The CRTC expressed concern that, based on the information available, there is a risk that the rollout will not be completed by the end of the rollout period in August 2014.

The letter identifies specific information that must be included in the quarterly reports:

a. A summary of the progress of the rollout;

b. The status of IS/IT system development to support the retail wireless broadband system, including the expected completion date;

c. The status of wireline transport backbone construction, including

i. communities completed with completion date,
ii. communities started with expected completion date, and
ii. communities not started with expected start and completion dates;

d. The status of wireless access construction by community, including the number of

i. towers required,
ii. towers existing or completed,
iii. additional towers with expected start and completion dates, and
iv. towers where electronic augmentation has been completed;

e. The service ready date, achieved or planned, by community.
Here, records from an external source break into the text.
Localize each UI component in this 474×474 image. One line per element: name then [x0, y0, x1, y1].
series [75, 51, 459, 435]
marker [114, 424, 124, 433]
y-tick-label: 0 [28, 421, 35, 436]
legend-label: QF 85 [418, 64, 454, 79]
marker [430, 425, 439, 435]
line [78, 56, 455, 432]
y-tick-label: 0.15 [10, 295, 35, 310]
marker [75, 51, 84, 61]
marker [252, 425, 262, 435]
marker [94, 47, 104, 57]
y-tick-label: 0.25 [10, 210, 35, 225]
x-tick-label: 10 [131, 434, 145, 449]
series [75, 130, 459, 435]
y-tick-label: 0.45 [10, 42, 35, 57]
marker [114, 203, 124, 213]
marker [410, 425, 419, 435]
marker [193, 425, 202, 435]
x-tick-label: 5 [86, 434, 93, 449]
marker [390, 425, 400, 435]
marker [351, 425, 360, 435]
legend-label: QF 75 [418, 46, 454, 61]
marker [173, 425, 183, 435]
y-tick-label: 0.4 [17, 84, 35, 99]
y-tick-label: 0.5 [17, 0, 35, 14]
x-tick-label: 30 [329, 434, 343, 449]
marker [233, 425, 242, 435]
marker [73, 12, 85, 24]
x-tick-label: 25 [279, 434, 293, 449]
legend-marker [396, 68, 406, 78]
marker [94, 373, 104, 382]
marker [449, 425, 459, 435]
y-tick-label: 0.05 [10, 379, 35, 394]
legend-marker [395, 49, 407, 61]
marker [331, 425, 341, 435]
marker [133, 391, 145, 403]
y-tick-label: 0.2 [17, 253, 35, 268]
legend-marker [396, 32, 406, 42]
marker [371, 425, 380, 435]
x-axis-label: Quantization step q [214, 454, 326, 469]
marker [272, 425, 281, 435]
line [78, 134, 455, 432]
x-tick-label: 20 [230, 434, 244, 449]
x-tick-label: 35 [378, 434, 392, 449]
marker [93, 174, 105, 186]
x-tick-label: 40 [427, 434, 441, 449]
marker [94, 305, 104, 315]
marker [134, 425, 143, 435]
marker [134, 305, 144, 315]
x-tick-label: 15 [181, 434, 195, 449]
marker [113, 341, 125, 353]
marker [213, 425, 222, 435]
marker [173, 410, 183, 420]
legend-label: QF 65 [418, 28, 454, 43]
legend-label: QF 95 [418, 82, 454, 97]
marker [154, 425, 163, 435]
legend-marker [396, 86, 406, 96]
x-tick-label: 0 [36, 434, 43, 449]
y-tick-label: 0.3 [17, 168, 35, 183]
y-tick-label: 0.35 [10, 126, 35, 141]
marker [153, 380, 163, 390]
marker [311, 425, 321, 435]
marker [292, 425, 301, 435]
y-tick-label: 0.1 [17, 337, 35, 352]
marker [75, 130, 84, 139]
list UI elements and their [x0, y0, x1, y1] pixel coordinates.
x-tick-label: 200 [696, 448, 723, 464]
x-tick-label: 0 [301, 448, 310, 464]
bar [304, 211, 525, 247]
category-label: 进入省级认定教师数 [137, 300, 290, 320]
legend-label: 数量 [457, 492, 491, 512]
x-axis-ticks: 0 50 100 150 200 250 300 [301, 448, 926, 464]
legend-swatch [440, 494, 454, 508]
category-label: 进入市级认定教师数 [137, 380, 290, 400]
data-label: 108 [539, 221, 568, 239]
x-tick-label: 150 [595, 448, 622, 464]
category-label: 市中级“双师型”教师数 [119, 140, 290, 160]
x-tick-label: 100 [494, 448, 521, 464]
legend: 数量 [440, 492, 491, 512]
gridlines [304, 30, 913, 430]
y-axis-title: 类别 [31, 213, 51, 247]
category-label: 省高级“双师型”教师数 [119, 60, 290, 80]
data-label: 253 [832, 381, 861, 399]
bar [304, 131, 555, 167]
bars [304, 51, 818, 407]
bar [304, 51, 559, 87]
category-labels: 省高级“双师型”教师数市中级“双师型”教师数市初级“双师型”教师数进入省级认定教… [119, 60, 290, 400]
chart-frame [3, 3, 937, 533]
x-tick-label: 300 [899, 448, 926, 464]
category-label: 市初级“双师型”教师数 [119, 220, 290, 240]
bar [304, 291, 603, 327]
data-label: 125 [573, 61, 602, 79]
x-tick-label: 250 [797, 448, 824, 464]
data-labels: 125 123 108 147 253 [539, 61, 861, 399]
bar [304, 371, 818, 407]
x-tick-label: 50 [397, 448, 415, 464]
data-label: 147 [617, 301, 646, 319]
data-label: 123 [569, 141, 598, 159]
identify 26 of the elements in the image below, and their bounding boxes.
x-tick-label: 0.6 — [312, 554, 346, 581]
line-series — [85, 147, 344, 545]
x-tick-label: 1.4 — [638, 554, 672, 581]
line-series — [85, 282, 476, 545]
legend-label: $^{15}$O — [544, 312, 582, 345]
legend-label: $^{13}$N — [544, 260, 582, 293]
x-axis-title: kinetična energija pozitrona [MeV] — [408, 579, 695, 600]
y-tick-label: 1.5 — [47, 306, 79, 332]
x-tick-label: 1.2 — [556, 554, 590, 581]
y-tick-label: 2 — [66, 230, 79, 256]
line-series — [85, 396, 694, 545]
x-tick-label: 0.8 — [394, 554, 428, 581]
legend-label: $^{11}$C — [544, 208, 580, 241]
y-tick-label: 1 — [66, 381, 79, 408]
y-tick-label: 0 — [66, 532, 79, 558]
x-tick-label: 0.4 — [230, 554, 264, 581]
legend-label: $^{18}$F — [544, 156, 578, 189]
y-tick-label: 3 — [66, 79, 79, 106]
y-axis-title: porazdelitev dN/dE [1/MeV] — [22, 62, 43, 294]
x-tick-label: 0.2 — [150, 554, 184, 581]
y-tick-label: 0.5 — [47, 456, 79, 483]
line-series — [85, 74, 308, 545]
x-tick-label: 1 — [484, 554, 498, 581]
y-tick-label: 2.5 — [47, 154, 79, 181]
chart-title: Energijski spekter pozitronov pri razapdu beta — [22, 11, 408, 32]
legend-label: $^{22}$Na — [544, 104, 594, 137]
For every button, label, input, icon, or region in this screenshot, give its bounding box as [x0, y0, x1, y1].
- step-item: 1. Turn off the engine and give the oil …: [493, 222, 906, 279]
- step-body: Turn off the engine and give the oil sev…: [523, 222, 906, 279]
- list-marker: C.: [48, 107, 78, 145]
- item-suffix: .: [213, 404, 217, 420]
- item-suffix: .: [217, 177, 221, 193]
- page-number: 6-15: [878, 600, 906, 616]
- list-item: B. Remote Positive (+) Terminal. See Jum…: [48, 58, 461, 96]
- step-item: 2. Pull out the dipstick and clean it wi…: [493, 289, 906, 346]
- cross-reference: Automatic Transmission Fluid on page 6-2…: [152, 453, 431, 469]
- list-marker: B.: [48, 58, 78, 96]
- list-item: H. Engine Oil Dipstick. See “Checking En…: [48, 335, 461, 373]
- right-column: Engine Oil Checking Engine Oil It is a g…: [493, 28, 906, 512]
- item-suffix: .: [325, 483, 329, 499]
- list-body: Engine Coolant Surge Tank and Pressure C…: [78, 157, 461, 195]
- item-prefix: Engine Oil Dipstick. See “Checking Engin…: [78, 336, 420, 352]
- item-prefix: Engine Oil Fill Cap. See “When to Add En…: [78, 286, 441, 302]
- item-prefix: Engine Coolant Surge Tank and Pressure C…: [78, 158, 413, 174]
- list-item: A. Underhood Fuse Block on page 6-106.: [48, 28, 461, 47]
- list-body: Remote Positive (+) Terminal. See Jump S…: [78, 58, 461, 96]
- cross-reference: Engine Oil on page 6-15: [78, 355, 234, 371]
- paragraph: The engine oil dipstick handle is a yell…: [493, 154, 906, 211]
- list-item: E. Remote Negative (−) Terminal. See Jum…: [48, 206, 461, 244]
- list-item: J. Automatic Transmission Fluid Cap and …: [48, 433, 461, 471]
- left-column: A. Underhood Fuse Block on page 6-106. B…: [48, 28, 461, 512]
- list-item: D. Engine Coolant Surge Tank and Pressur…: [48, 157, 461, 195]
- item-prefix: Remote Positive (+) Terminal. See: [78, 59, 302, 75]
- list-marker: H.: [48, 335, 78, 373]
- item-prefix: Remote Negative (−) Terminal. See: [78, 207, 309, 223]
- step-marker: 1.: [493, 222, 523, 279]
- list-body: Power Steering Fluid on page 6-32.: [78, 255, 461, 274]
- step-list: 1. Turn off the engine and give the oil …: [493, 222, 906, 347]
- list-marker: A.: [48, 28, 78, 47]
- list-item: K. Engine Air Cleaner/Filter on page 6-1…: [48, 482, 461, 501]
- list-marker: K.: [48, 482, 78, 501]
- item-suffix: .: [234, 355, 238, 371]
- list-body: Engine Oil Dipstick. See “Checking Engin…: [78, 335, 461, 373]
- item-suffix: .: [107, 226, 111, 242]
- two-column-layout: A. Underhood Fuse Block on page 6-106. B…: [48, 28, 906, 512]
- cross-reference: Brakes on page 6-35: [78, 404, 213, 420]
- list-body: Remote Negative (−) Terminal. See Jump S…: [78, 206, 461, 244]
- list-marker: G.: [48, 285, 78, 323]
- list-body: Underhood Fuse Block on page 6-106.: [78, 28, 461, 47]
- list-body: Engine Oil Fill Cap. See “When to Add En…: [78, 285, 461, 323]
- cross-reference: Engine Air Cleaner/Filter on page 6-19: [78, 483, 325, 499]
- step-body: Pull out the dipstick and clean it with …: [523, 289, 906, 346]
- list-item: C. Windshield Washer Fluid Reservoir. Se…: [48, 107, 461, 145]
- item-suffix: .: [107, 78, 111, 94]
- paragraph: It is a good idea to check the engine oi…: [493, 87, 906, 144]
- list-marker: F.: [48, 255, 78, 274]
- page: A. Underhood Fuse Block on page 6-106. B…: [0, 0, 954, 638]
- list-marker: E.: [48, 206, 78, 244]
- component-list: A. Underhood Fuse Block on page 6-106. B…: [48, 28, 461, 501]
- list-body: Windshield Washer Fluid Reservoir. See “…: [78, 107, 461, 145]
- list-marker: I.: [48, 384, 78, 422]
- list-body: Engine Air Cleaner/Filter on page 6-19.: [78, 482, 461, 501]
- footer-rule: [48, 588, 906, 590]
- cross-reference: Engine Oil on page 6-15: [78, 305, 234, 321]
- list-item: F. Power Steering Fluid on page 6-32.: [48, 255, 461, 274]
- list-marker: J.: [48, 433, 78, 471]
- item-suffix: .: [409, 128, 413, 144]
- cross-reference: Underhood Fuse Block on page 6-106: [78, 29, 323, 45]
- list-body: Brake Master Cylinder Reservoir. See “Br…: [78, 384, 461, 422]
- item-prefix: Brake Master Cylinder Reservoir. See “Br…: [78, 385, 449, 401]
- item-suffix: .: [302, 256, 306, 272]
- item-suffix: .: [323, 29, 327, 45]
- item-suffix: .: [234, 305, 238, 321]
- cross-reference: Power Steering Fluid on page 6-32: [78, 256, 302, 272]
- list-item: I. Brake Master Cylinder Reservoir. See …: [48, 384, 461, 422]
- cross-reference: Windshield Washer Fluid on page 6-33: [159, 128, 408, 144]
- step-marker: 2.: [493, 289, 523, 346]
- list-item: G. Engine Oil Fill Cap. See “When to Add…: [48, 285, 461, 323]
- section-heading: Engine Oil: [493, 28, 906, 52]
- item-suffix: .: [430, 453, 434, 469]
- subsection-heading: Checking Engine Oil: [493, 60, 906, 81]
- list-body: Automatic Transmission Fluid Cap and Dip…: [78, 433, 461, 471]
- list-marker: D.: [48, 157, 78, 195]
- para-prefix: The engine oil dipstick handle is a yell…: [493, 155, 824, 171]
The quarterly reports are also to include the following:

a. A description of any significant changes to the previous report and reasons for those changes;

b. Information about any delays in radio frequency testing and electronics implementation;

c. A list of communities where negotiations have begun for placement of cell towers for wireless broadband service and the status of such negotiations;

d. A summary of the results of any testing of customers’ wireless broadband service, including effects on the rollout schedule and lessons learned; and

e. The steps the Bell companies are taking to avoid excessive delays due to any of the above.

How much of this information will be made public or how much Bell will claim is competitive or proprietary information and therefore confidential, remains to be seen.

It is unfortunate that the CRTC choose not to issue a directive to Bell to accelerate the roll-out.

It could be a good test of the new CRTC regime’s stated aim to be friendlier to consumers.